Una mancata protezione della quale l’allora sostituto procuratore della Repubblica di Lecce Francesco Mandoi, che periodicamente riceveva dal dirigente della Mobile le informative basate sulle dichiarazioni di Marcella, non ha taciuto nel suo libro “Né eroe né guerriero – Memorie e sfide di un magistrato”: Mandoi, che già da PM a Brindisi aveva conosciuto Di Levrano, trovata in possesso di sostanze stupefacenti nel corso di un controllo di routine, parla di “una donna che aveva il desiderio di allontanarsi dall’ambiente nel quale si trovava a causa della sua dipendenza, provandone un reale disgusto” e di una collaborazione con gli uffici della Questura di Lecce iniziata “fidandosi di chi l’avrebbe potuta ascoltare e con la speranza di dare una svolta alla sua vita disperata”. Purtroppo, per timore di ritorsioni, Marcella non acconsentì mai a formalizzare le sue dichiarazioni, registrate a sua insaputa e rivelatesi preziosissime per i magistrati in procinto di istruire il primo maxi processo alla SCU e gli altri che seguirono. Come ammesso da Mandoi, e anche dal sostituto procuratore Alberto Santacatterina nella richiesta di archiviazione della seconda indagine per l’omicidio della giovane, la mesagnese pagò con la vita la paura dei capi della Sacra Corona Unita che testimoniasse in tribunale.
A quel tempo non esisteva una normativa organica che consentisse a forze dell’ordine e magistratura di orientarsi nel mare magnum dei collaboratori di giustizia e dei testimoni di giustizia. Il dottor Mandoi scrive che i pubblici ministeri, consapevoli che le informazioni di Marcella rappresentavano una carta importante, volevano essere sicuri di usarle al momento giusto e con le garanzie della massima efficacia del processo: “L’intenzione era quella di assicurare l’incolumità della testimone e soprattutto di sua figlia, alla quale Marcella teneva moltissimo. Non ci siamo riusciti e questo costituisce ancora oggi un grande rammarico”, si legge testualmente nel suo libro.

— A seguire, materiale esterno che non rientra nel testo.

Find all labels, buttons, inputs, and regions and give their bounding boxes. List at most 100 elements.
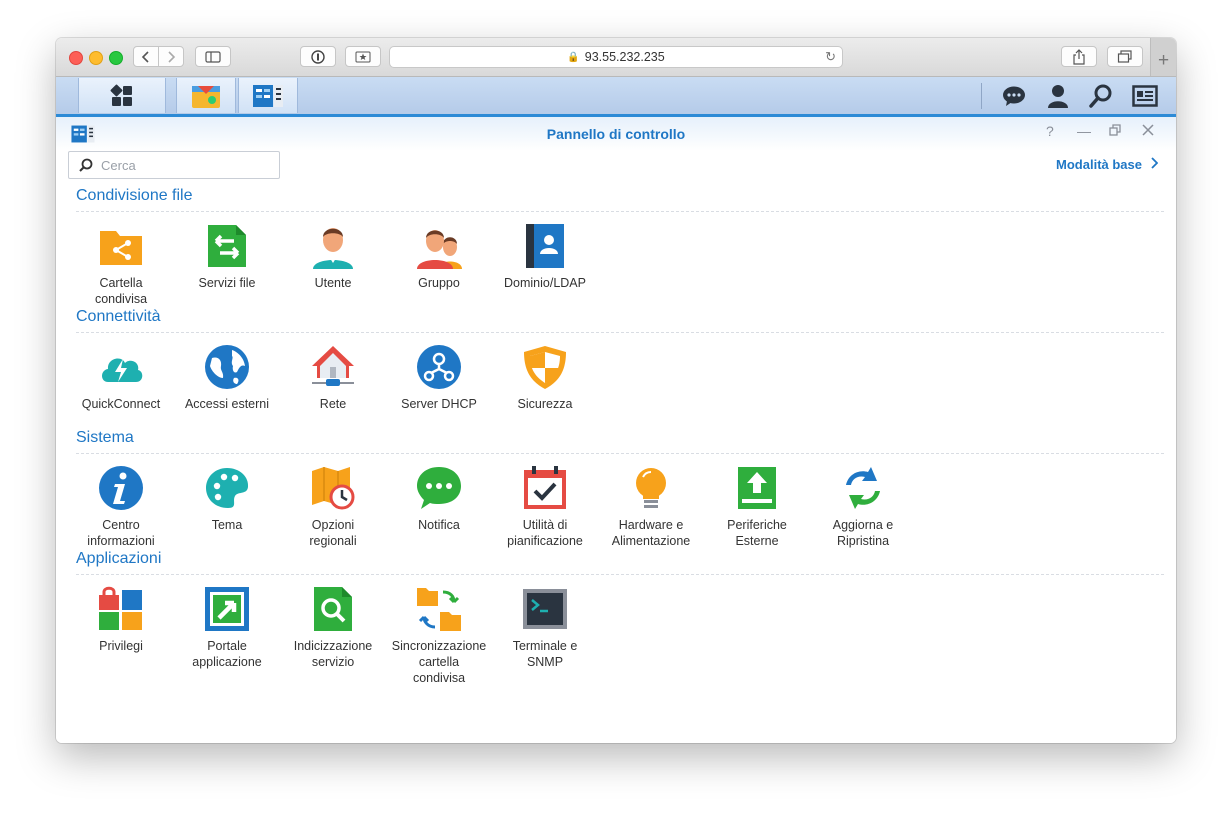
item-theme[interactable]: Tema xyxy=(174,465,280,533)
item-label: Notifica xyxy=(418,518,460,532)
chat-icon xyxy=(1003,86,1025,106)
main-menu-button[interactable] xyxy=(78,78,166,113)
control-panel-icon xyxy=(253,84,283,107)
item-label: Centro informazioni xyxy=(87,518,155,548)
share-button[interactable] xyxy=(1061,46,1097,67)
item-external-devices[interactable]: Periferiche Esterne xyxy=(704,465,810,549)
forward-button[interactable] xyxy=(158,46,184,67)
window-title: Pannello di controllo xyxy=(546,126,686,142)
item-info-center[interactable]: Centro informazioni xyxy=(68,465,174,549)
help-icon[interactable]: ? xyxy=(1046,123,1054,139)
network-icon xyxy=(310,344,356,390)
item-update-restore[interactable]: Aggiorna e Ripristina xyxy=(810,465,916,549)
restore-icon[interactable] xyxy=(1109,123,1121,139)
control-panel-header: Pannello di controllo ? — xyxy=(56,117,1176,151)
item-group[interactable]: Gruppo xyxy=(386,223,492,291)
section-divider xyxy=(76,211,1164,212)
tabs-overview-button[interactable] xyxy=(1107,46,1143,67)
section-divider xyxy=(76,574,1164,575)
item-security[interactable]: Sicurezza xyxy=(492,344,598,412)
update-restore-icon xyxy=(840,465,886,511)
chevron-left-icon xyxy=(141,50,149,63)
widgets-icon xyxy=(1132,85,1158,107)
search-input[interactable] xyxy=(99,156,273,174)
lock-icon: 🔒 xyxy=(567,51,580,63)
item-label: QuickConnect xyxy=(81,397,161,411)
item-label: Indicizzazione servizio xyxy=(293,639,373,669)
item-quickconnect[interactable]: QuickConnect xyxy=(68,344,174,412)
control-panel-taskbar-button[interactable] xyxy=(238,78,298,113)
terminal-snmp-icon xyxy=(522,586,568,632)
item-application-portal[interactable]: Portale applicazione xyxy=(174,586,280,670)
item-shared-folder-sync[interactable]: Sincronizzazione cartella condivisa xyxy=(386,586,492,686)
user-icon xyxy=(1048,85,1068,108)
item-label: Terminale e SNMP xyxy=(512,639,578,669)
item-network[interactable]: Rete xyxy=(280,344,386,412)
quickconnect-icon xyxy=(98,344,144,390)
item-label: Aggiorna e Ripristina xyxy=(832,518,894,548)
widgets-button[interactable] xyxy=(1130,82,1160,110)
item-file-services[interactable]: Servizi file xyxy=(174,223,280,291)
bookmarks-button[interactable] xyxy=(345,46,381,67)
browser-window: 🔒 93.55.232.235 ↻ + Pannello di controll… xyxy=(56,38,1176,743)
item-indexing-service[interactable]: Indicizzazione servizio xyxy=(280,586,386,670)
item-label: Accessi esterni xyxy=(184,397,270,411)
item-dhcp-server[interactable]: Server DHCP xyxy=(386,344,492,412)
user-options-button[interactable] xyxy=(1043,82,1073,110)
dhcp-server-icon xyxy=(416,344,462,390)
search-icon xyxy=(1089,84,1112,108)
item-task-scheduler[interactable]: Utilità di pianificazione xyxy=(492,465,598,549)
maximize-window-button[interactable] xyxy=(109,51,123,65)
new-tab-button[interactable]: + xyxy=(1150,38,1176,76)
item-notification[interactable]: Notifica xyxy=(386,465,492,533)
theme-icon xyxy=(204,465,250,511)
minimize-icon[interactable]: — xyxy=(1077,123,1091,139)
back-button[interactable] xyxy=(133,46,159,67)
item-user[interactable]: Utente xyxy=(280,223,386,291)
item-terminal-snmp[interactable]: Terminale e SNMP xyxy=(492,586,598,670)
search-field[interactable] xyxy=(68,151,280,179)
close-icon[interactable] xyxy=(1142,123,1154,139)
item-label: Sincronizzazione cartella condivisa xyxy=(391,639,487,685)
item-label: Utente xyxy=(314,276,352,290)
close-window-button[interactable] xyxy=(69,51,83,65)
section-title-connectivity: Connettività xyxy=(76,308,161,325)
item-hardware-power[interactable]: Hardware e Alimentazione xyxy=(598,465,704,549)
item-regional-options[interactable]: Opzioni regionali xyxy=(280,465,386,549)
external-devices-icon xyxy=(734,465,780,511)
main-menu-icon xyxy=(110,84,132,106)
item-domain-ldap[interactable]: Dominio/LDAP xyxy=(492,223,598,291)
item-privileges[interactable]: Privilegi xyxy=(68,586,174,654)
security-icon xyxy=(522,344,568,390)
privileges-icon xyxy=(98,586,144,632)
shared-folder-sync-icon xyxy=(416,586,462,632)
password-button[interactable] xyxy=(300,46,336,67)
search-icon xyxy=(79,158,93,172)
section-divider xyxy=(76,332,1164,333)
item-label: Periferiche Esterne xyxy=(727,518,787,548)
control-panel-window: Pannello di controllo ? — Modalità base … xyxy=(56,117,1176,743)
section-title-system: Sistema xyxy=(76,429,134,446)
item-label: Rete xyxy=(319,397,347,411)
item-label: Gruppo xyxy=(418,276,460,290)
domain-ldap-icon xyxy=(522,223,568,269)
share-icon xyxy=(1073,48,1085,65)
minimize-window-button[interactable] xyxy=(89,51,103,65)
package-center-taskbar-button[interactable] xyxy=(176,78,236,113)
item-shared-folder[interactable]: Cartella condivisa xyxy=(68,223,174,307)
external-access-icon xyxy=(204,344,250,390)
hardware-power-icon xyxy=(628,465,674,511)
dsm-taskbar xyxy=(56,77,1176,117)
indexing-service-icon xyxy=(310,586,356,632)
address-bar[interactable]: 🔒 93.55.232.235 ↻ xyxy=(389,46,843,68)
messages-button[interactable] xyxy=(999,82,1029,110)
reload-icon[interactable]: ↻ xyxy=(825,49,836,65)
basic-mode-link[interactable]: Modalità base xyxy=(1056,156,1159,172)
file-services-icon xyxy=(204,223,250,269)
search-button[interactable] xyxy=(1086,82,1116,110)
chevron-right-icon xyxy=(168,50,176,63)
item-external-access[interactable]: Accessi esterni xyxy=(174,344,280,412)
chevron-right-icon xyxy=(1150,156,1159,172)
item-label: Privilegi xyxy=(99,639,143,653)
sidebar-button[interactable] xyxy=(195,46,231,67)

Proprio con il procuratore Mandoi, al quale è grata per l’onestà intellettuale e la delicatezza con cui ha parlato di sua figlia, Marisa Fiorani trascorrerà l’intera giornata del 23 ottobre prossimo a Legnano, la mattina in una scuola privata, l’istituto comprensivo Barbara Melzi, in cui due anni fa è nato un presidio intitolato a Marcella, e la sera in un incontro pubblico con Libera e altre associazioni impegnate sul territorio: “Qualche giorno prima, però, incontrerò gli scout in un altro paese dell’hinterland milanese e anche novembre sarà un mese molto impegnativo, con eventi e testimonianze soprattutto al Nord. Vede, io non sono acculturata, mi esprimo con parole semplici e non ho mi interessa far bella figura quando parlo, ma porto cucita sulla pelle la storia di riscatto di mia figlia. E posso assicurare a tutti che, sinché ne avrò la forza, continuerò a raccontarla a chiunque la voglia ascoltare”.